WPP enjoys record year courtesy of the pound’s depreciation and acquisitions

WPP has brushed aside Brexit fears by having a record year at a time when other agency groups have struggled, with net profit skyrocketing 20.6% to £1.5bn.

Most recently, WPP-owned M/SIX won the £100m Sainsbury’s media account off PHD. While this doesn’t impact the group’s 2016 results, it further underscores the group’s winning strategy.

Not all is rosy in the WPP garden, however, with a slowdown in revenues over the second half in both the UK and US prompting the group to strike a more cautious tone for its 2017.

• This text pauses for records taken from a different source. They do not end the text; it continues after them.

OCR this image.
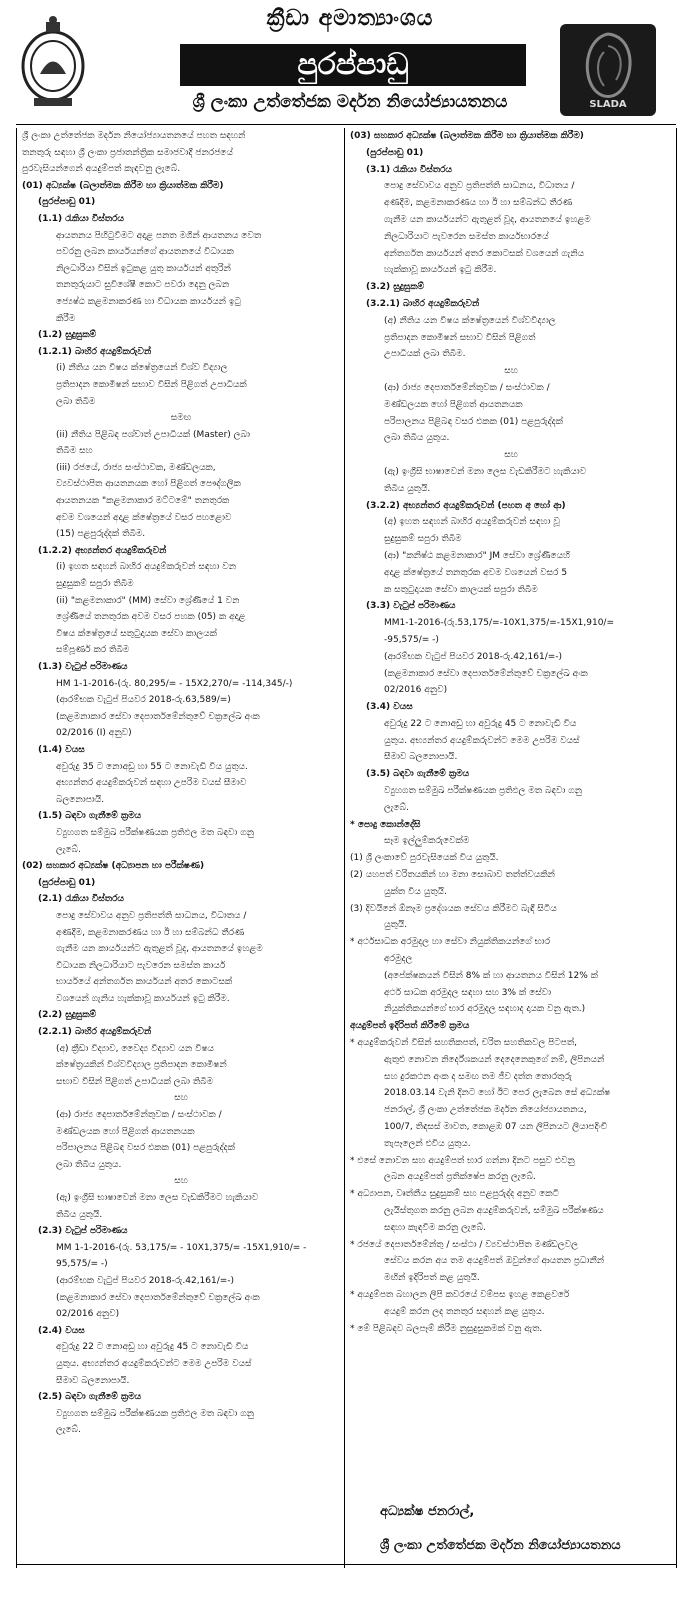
ක්‍රීඩා අමාත්‍යාංශය
පුරප්පාඩු
ශ්‍රී ලංකා උත්තේජක මර්දන නියෝජ්‍යායතනය	SLADA
ශ්‍රී ලංකා උත්තේජක මර්දන නියෝජ්‍යායතනයේ පහත සඳහන්
තනතුරු සඳහා ශ්‍රී ලංකා ප්‍රජාතන්ත්‍රික සමාජවාදී ජනරජයේ
පුරවැසියන්ගෙන් අයදුම්පත් කැඳවනු ලැබේ.
(01) අධ්‍යක්ෂ (බලාත්මක කිරීම හා ක්‍රියාත්මක කිරීම)
(පුරප්පාඩු 01)
(1.1) රැකියා විස්තරය
ආයතනය පිහිටුවීමට අදාළ පනත මගින් ආයතනය වෙත
පවරනු ලබන කාර්යයන්ගේ ආයතනයේ විධායක
නිලධාරියා විසින් ඉටුකළ යුතු කාර්යයන් අතුරින්
තනතුරුයාට සුවිශේෂී කොට පවරා දෙනු ලබන
ජ්‍යෙෂ්ඨ කළමනාකරණ හා විධායක කාර්යයන් ඉටු
කිරීම
(1.2) සුදුසුකම්
(1.2.1) බාහිර අයදුම්කරුවන්
(i) නීතිය යන විෂය ක්ෂේත්‍රයෙන් විශ්ව විද්‍යාල
ප්‍රතිපාදන කොමිෂන් සභාව විසින් පිළිගත් උපාධියක්
ලබා තිබීම
සමඟ
(ii) නීතිය පිළිබඳ පශ්චාත් උපාධියක් (Master) ලබා
තිබීම සහ
(iii) රජයේ, රාජ්‍ය සංස්ථාවක, මණ්ඩලයක,
ව්‍යවස්ථාපිත ආයතනයක හෝ පිළිගත් පෞද්ගලික
ආයතනයක "කළමනාකාර මට්ටමේ" තනතුරක
අවම වශයෙන් අදාළ ක්ෂේත්‍රයේ වසර පහළොව
(15) පළපුරුද්දක් තිබීම.
(1.2.2) අභ්‍යන්තර අයදුම්කරුවන්
(i) ඉහත සඳහන් බාහිර අයදුම්කරුවන් සඳහා වන
සුදුසුකම් සපුරා තිබීම
(ii) "කළමනාකාර" (MM) සේවා ශ්‍රේණියේ 1 වන
ශ්‍රේණියේ තනතුරක අවම වසර පහක (05) ක අදාළ
විෂය ක්ෂේත්‍රයේ සතුටුදායක සේවා කාලයක්
සම්පූර්ණ කර තිබීම
(1.3) වැටුප් පරිමාණය
HM 1-1-2016-(රු. 80,295/= - 15X2,270/= -114,345/-)
(ආරම්භක වැටුප් පියවර 2018-රු.63,589/=)
(කළමනාකාර සේවා දෙපාර්තමේන්තුවේ චක්‍රලේඛ අංක
02/2016 (I) අනුව)
(1.4) වයස
අවුරුදු 35 ට නොඅඩු හා 55 ට නොවැඩි විය යුතුය.
අභ්‍යන්තර අයදුම්කරුවන් සඳහා උපරිම වයස් සීමාව
බලනොපායි.
(1.5) බඳවා ගැනීමේ ක්‍රමය
ව්‍යුහගත සම්මුඛ පරීක්ෂණයක ප්‍රතිඵල මත බඳවා ගනු
ලැබේ.
(02) සහකාර අධ්‍යක්ෂ (අධ්‍යාපන හා පරීක්ෂණ)
(පුරප්පාඩු 01)
(2.1) රැකියා විස්තරය
පොදු සේවාවය අනුව ප්‍රතිපත්ති සාධනය, විධාතය /
අණදීම, කළමනාකරණය හා ඊ හා සම්බන්ධ තීරණ
ගැනීම යන කාර්යයන්ට ඇතුළත් වූද, ආයතනයේ ඉහළම
විධායක නිලධාරියාට පැවරෙන සමස්ත කාර්ය
භාර්යයේ අන්තර්ගත කාර්යයන් අතර කොටසක්
වශයෙන් ගැනිය හැක්කාවූ කාර්යයන් ඉටු කිරීම.
(2.2) සුදුසුකම්
(2.2.1) බාහිර අයදුම්කරුවන්
(අ) ක්‍රීඩා විද්‍යාව, වෛද්‍ය විද්‍යාව යන විෂය
ක්ෂේත්‍රයකින් විශ්වවිද්‍යාල ප්‍රතිපාදන කොමිෂන්
සභාව විසින් පිළිගත් උපාධියක් ලබා තිබීම
සහ
(ආ) රාජ්‍ය දෙපාර්තමේන්තුවක / සංස්ථාවක /
මණ්ඩලයක හෝ පිළිගත් ආයතනයක
පරිපාලනය පිළිබඳ වසර එකක (01) පළපුරුද්දක්
ලබා තිබිය යුතුය.
සහ
(ඇ) ඉංග්‍රීසි භාෂාවෙන් මනා ලෙස වැඩකිරීමට හැකියාව
තිබිය යුතුයි.
(2.3) වැටුප් පරිමාණය
MM 1-1-2016-(රු. 53,175/= - 10X1,375/= -15X1,910/= -
95,575/= -)
(ආරම්භක වැටුප් පියවර 2018-රු.42,161/=-)
(කළමනාකාර සේවා දෙපාර්තමේන්තුවේ චක්‍රලේඛ අංක
02/2016 අනුව)
(2.4) වයස
අවුරුදු 22 ට නොඅඩු හා අවුරුදු 45 ට නොවැඩි විය
යුතුය. අභ්‍යන්තර අයදුම්කරුවන්ට මෙම උපරිම වයස්
සීමාව බලනොපායි.
(2.5) බඳවා ගැනීමේ ක්‍රමය
ව්‍යුහගත සම්මුඛ පරීක්ෂණයක ප්‍රතිඵල මත බඳවා ගනු
ලැබේ.
(03) සහකාර අධ්‍යක්ෂ (බලාත්මක කිරීම හා ක්‍රියාත්මක කිරීම)
(පුරප්පාඩු 01)
(3.1) රැකියා විස්තරය
පොදු සේවාවය අනුව ප්‍රතිපත්ති සාධනය, විධාතය /
අණදීම, කළමනාකරණය හා ඊ හා සම්බන්ධ තීරණ
ගැනීම යන කාර්යයන්ට ඇතුළත් වූද, ආයතනයේ ඉහළම
නිලධාරියාට පැවරෙන සමස්ත කාර්යභාරයේ
අන්තර්ගත කාර්යයන් අතර කොටසක් වශයෙන් ගැනිය
හැක්කාවූ කාර්යයන් ඉටු කිරීම.
(3.2) සුදුසුකම්
(3.2.1) බාහිර අයදුම්කරුවන්
(අ) නීතිය යන විෂය ක්ෂේත්‍රයෙන් විශ්වවිද්‍යාල
ප්‍රතිපාදන කොමිෂන් සභාව විසින් පිළිගත්
උපාධියක් ලබා තිබීම.
සහ
(ආ) රාජ්‍ය දෙපාර්තමේන්තුවක / සංස්ථාවක /
මණ්ඩලයක හෝ පිළිගත් ආයතනයක
පරිපාලනය පිළිබඳ වසර එකක (01) පළපුරුද්දක්
ලබා තිබිය යුතුය.
සහ
(ඇ) ඉංග්‍රීසි භාෂාවෙන් මනා ලෙස වැඩකිරීමට හැකියාව
තිබිය යුතුයි.
(3.2.2) අභ්‍යන්තර අයදුම්කරුවන් (පහත අ හෝ ආ)
(අ) ඉහත සඳහන් බාහිර අයදුම්කරුවන් සඳහා වූ
සුදුසුකම් සපුරා තිබීම
(ආ) "කනිෂ්ඨ කළමනාකාර" JM සේවා ශ්‍රේණියෙහි
අදාළ ක්ෂේත්‍රයේ තනතුරක අවම වශයෙන් වසර 5
ක සතුටුදායක සේවා කාලයක් සපුරා තිබීම
(3.3) වැටුප් පරිමාණය
MM1-1-2016-(රු.53,175/=-10X1,375/=-15X1,910/=
-95,575/= -)
(ආරම්භක වැටුප් පියවර 2018-රු.42,161/=-)
(කළමනාකාර සේවා දෙපාර්තමේන්තුවේ චක්‍රලේඛ අංක
02/2016 අනුව)
(3.4) වයස
අවුරුදු 22 ට නොඅඩු හා අවුරුදු 45 ට නොවැඩි විය
යුතුය. අභ්‍යන්තර අයදුම්කරුවන්ට මෙම උපරිම වයස්
සීමාව බලනොපායි.
(3.5) බඳවා ගැනීමේ ක්‍රමය
ව්‍යුහගත සම්මුඛ පරීක්ෂණයක ප්‍රතිඵල මත බඳවා ගනු
ලැබේ.
* පොදු කොන්දේසි
සෑම ඉල්ලුම්කරුවෙක්ම
(1) ශ්‍රී ලංකාවේ පුරවැසියෙක් විය යුතුයි.
(2) යහපත් චරිතයකින් හා මනා සොබාව තත්ත්වයකින්
යුක්ත විය යුතුයි.
(3) දිවයිනේ ඕනෑම ප්‍රදේශයක සේවය කිරීමට බැඳී සිටිය
යුතුයි.
* අර්ථසාධක අරමුදල හා සේවා නියුක්තිකයන්ගේ භාර
අරමුදල
(අපේක්ෂකයන් විසින් 8% ක් හා ආයතනය විසින් 12% ක්
අර්ථ සාධක අරමුදල සඳහා සහ 3% ක් සේවා
නියුක්තිකයන්ගේ භාර අරමුදල සඳහාද දායක වනු ඇත.)
අයදුම්පත් ඉදිරිපත් කිරීමේ ක්‍රමය
* අයදුම්කරුවන් විසින් සහතිකපත්, චරිත සහතිකවල පිටපත්,
ඇතුළු නොවන නිර්දේශකයන් දෙදෙනෙකුගේ නම්, ලිපිනයන්
සහ දුරකථන අංක ද සමඟ තම ජීව දත්ත තොරතුරු
2018.03.14 වැනි දිනට හෝ ඊට පෙර ලැබෙන සේ අධ්‍යක්ෂ
ජනරාල්, ශ්‍රී ලංකා උත්තේජක මර්දන නියෝජ්‍යායතනය,
100/7, තිඳසස් මාවත, කොළඹ 07 යන ලිපිනයට ලියාපදිංචි
තැපෑලෙන් එවිය යුතුය.
* එසේ නොවන සහ අයදුම්පත් භාර ගන්නා දිනට පසුව එවනු
ලබන අයදුම්පත් ප්‍රතික්ෂේප කරනු ලැබේ.
* අධ්‍යාපන, වෘත්තීය සුදුසුකම් සහ පළපුරුද්ද අනුව කෙටි
ලැයිස්තුගත කරනු ලබන අයදුම්කරුවන්, සම්මුඛ පරීක්ෂණය
සඳහා කැඳවීම කරනු ලැබේ.
* රජයේ දෙපාර්තමේන්තු / සංස්ථා / ව්‍යවස්ථාපිත මණ්ඩලවල
සේවය කරන අය තම අයදුම්පත් ඔවුන්ගේ ආයතන ප්‍රධානීන්
මඟින් ඉදිරිපත් කළ යුතුයි.
* අයදුම්පත බහාලන ලිපි කවරයේ වම්පස ඉහළ කෙළවරේ
අයදුම් කරන ලද තනතුර සඳහන් කළ යුතුය.
* මේ පිළිබඳව බලපෑම් කිරීම නුසුදුසුකමක් වනු ඇත.
අධ්‍යක්ෂ ජනරාල්,
ශ්‍රී ලංකා උත්තේජක මර්දන නියෝජ්‍යායතනය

Commenting on its prospects in its full-year statement WPP observed: “Given continued tepid economic growth and recent weaker comparative net new business trends, the budgets for 2017, on a like-for-like basis, have been set conservatively at around 2% for both revenue and net sales, but with a headline operating margin target improvement on net sales of 0.3 margin points, in constant currency.

“The prospects in the UK are more mixed as the post-Brexit vote scenarios will play out over the next two years and uncertainties about the possible outcomes increase.”

As a result, WPP expects a top line revenue and net sales growth of around 2% “reflecting the impact of a lower net new business record in the latter part of 2016”.